Ebenso abwechslungsreich ist der stilistische Reichtum des Buches. Opitz
spricht viele Sprachen, Dialekte und Stimmen, er springt vom Amts- und Kanzleideutsch
zum Kneipengespräch der Gegenwart und eröffnet auf vielen Druckseiten mit
Randbemerkungen zusätzliche Sprach- und Textebenen. »Der Büchermörder« ist
zwar kein geradliniger Kriminalroman, ganz im Gegenteil, aber ein spielerisches
»Criminal« und für Freunde der Literatur und deutschen Sprache ein großer
Spaß. Das Buch beginnt mit einem lateinischen Vorsatz, es folgen ein Schopenhauer-Zitat
in Spiegelschrift, eine Widmung, ein Motto, zwei Prologe ... So vergehen
dreißig Seiten. Selbst die klein- und enggeschriebene Danksagung am Ende
des Romans beansprucht gut acht Seiten für sich und ist der letzte der vielen
Höhepunkte des Buches. In ihr findet Opitz Gelegenheit, auf die »blutlosen
feuilletonschnecken und -pimmel« zu schimpfen, sich über einen früheren
Leiter des New Yorker Goethe-Instituts, der ihn um einen Teil seines zugesagten
Honorars geprellt haben soll, zu beklagen, und sogar eine persönliche Verfehlung
– den Aktendiebstahl während eines Archivbesuchs – zu gestehen: »das für
mich wichtigste [Dokument] darunter war die scheidungsklage der frau tinius.

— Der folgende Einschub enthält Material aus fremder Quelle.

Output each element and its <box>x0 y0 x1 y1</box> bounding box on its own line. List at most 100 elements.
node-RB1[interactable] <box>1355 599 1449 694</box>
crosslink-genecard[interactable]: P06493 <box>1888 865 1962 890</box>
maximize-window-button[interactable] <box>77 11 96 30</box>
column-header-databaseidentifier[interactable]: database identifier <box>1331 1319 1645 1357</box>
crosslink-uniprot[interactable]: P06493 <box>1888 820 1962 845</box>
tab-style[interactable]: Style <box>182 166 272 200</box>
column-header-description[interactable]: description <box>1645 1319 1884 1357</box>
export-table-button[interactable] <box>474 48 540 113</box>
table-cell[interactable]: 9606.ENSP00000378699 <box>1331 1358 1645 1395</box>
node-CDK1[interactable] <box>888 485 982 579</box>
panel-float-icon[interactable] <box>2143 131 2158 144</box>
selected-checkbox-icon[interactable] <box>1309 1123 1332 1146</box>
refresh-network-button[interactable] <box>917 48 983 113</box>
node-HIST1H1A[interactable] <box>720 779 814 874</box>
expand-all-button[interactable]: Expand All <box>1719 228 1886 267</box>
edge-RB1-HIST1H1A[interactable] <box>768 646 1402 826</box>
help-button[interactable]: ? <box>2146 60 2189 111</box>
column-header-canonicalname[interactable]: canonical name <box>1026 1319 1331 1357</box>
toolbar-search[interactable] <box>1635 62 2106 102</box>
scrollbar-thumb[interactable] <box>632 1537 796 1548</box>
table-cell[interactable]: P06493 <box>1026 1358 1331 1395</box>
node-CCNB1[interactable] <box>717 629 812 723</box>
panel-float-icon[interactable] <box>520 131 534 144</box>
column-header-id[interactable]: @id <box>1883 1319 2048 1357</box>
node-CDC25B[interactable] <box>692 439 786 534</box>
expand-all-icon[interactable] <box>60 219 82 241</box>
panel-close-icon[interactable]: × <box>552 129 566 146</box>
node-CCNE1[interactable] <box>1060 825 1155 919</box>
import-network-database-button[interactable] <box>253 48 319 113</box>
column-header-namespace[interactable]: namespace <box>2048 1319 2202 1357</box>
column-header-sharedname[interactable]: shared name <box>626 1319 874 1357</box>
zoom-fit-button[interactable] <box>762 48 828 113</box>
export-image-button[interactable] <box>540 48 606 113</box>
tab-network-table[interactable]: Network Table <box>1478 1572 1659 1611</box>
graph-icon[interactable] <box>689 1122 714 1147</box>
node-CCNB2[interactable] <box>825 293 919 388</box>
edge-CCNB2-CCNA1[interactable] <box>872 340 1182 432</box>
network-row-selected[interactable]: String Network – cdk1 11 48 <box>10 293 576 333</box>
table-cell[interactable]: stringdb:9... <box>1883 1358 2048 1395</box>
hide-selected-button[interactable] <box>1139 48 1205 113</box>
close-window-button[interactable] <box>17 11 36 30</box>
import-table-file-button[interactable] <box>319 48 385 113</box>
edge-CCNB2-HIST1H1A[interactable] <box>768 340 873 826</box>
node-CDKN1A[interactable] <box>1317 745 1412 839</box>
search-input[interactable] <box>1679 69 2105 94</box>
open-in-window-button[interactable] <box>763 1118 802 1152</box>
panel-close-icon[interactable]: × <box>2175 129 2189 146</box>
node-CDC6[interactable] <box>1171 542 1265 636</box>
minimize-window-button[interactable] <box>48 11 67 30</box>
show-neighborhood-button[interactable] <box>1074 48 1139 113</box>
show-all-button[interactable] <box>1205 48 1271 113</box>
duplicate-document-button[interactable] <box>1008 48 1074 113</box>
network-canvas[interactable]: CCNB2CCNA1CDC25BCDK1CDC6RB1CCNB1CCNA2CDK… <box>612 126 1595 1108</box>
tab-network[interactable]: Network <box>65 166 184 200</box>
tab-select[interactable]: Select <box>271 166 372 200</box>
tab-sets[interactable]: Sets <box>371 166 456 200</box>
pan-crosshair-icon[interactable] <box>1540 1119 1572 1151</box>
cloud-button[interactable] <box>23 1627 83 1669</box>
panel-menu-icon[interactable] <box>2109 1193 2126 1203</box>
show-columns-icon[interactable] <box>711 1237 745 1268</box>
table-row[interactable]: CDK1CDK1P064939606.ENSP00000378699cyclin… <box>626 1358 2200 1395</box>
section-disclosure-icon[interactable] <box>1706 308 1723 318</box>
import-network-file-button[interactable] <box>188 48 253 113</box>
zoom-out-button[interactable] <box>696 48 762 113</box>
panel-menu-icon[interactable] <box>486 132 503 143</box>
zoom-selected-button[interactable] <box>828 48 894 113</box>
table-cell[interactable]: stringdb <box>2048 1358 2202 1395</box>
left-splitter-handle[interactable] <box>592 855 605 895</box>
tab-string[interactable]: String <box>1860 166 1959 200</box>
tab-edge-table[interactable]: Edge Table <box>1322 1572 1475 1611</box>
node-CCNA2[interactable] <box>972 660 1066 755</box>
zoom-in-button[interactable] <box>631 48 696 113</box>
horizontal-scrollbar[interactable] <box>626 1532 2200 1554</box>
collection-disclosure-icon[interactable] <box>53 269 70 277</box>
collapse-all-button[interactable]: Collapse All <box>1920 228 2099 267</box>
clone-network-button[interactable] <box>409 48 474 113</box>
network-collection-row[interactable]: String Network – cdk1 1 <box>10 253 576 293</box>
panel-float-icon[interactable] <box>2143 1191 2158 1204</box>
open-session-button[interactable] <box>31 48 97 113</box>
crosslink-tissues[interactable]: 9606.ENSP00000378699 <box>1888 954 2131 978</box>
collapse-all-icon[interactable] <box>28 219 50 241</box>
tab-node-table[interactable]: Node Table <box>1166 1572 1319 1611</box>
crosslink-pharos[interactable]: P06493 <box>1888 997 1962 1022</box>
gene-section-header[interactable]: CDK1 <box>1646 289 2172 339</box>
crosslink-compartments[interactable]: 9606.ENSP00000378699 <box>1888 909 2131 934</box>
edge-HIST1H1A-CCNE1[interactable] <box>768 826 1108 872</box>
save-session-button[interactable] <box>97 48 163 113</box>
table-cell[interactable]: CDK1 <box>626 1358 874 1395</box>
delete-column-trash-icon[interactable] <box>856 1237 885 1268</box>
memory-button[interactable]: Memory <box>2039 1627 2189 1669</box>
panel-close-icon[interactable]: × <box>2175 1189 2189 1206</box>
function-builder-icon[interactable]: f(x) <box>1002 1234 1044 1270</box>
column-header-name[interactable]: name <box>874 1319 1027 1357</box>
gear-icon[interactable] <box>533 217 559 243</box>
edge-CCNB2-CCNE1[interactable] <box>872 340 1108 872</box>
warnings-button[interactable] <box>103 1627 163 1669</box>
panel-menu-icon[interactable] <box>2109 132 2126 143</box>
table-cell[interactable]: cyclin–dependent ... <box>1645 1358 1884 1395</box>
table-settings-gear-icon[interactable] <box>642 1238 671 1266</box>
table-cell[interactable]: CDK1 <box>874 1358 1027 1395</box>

leider mußte ich sie stehlen, weil, wie gesagt, meine zeit nicht für die
entzifferung & eine zuverlässige übertragung ins heutige schriftdeutsch
reichte. die klageschrift liegt heute, in feines tuch gehüllt, in einer
häßlichen und überproportional großen dokumentenmappe, die ich eigens dafür
anschaffte, sie wartet derart wohlbehütet auf eine gelegenheit, zurückgeschmuggelt
zu werden.« Angesichts der vermeintlichen Verbrechen des Magister Tinius
nimmt sich diese Untat allerdings harmlos aus.